The gun manufacturers, which are alleged to market and distribute firearms across the border to criminal organizations in Mexico, have argued that the 2005 Protection of Lawful Commerce in Arms Act (PLCAA) prevents the lawsuit from proceeding. Mr. Shadowen refuted those arguments, pointing out that the law protects gun manufacturers from civil liability only for injuries in the United States.

The Complaint, authored by the Shadowen team and Mr. Lowy, alleges that the manufacturers knowingly allow dealers and straw purchasers to make bulk purchases of assault rifles that can be easily modified into machine guns for sale to the cartels. The appeals court judges considered Mr. Shadowen’s plea that Mexico seeks not only damages, but also a court order that could help prevent the 20,000 deaths a year in Mexico that the manufacturers’ actions are alleged to cause.

“What we want is an injunction to make these defendants start paying attention to their distribution systems, and it’s only U.S. courts that can provide that injunctive relief,” Mr. Shadowen said.

Mexico’s recent brief filed by the Shadowen team argues that over 68% of the more than 500,000 guns trafficked each year from the U.S. into Mexico are made or distributed by the eight companies it sued, including well-known brands like Smith & Wesson, Glock Inc., and Beretta. Mr. Shadowen argued to the First Circuit judges that the defendants know that their guns wind up in the hands of Mexico’s criminal factions, but still choose not to monitor their distribution systems.

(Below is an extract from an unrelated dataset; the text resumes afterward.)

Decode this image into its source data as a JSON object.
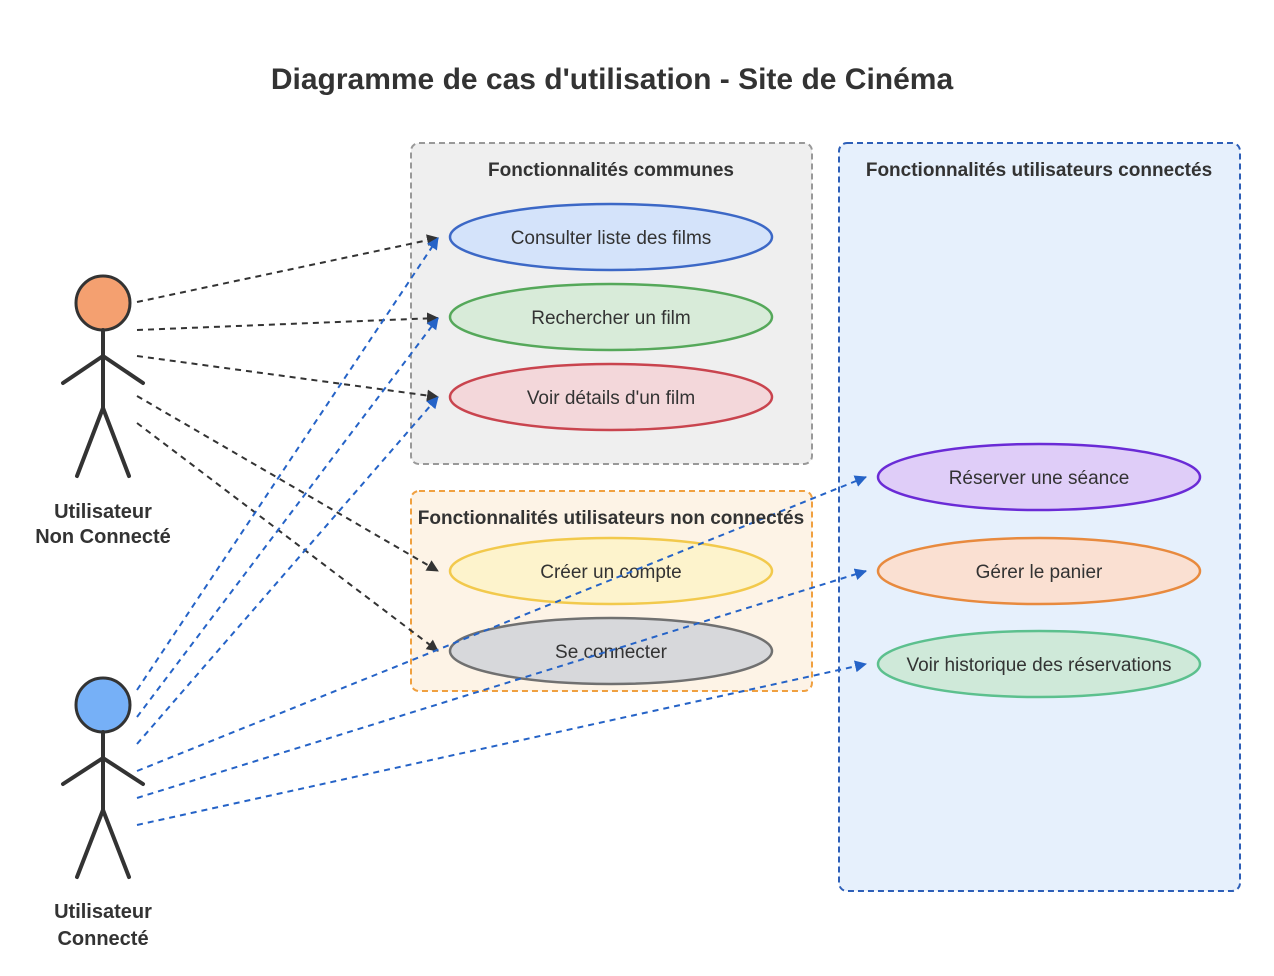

Judge William Kayatta Jr. sharply questioned counsel for the gunmakers, comparing the situation to pharmacies that have been held legally liable for actions that stoked the fires of the opioid epidemic.

“Suppose [the manufacturers] know this retailer X on the border with Mexico, and that it’s ordering huge quantities of guns and they know that those guns are being sold to cartel members…. Are you saying that wouldn’t be enough for aiding and abetting liability?” Kayatta asked.

Mexico’s groundbreaking case continues to progress through the federal court system, putting additional pressure on a gun industry that has come increasingly under fire as gun deaths pile up in the U.S. and worldwide.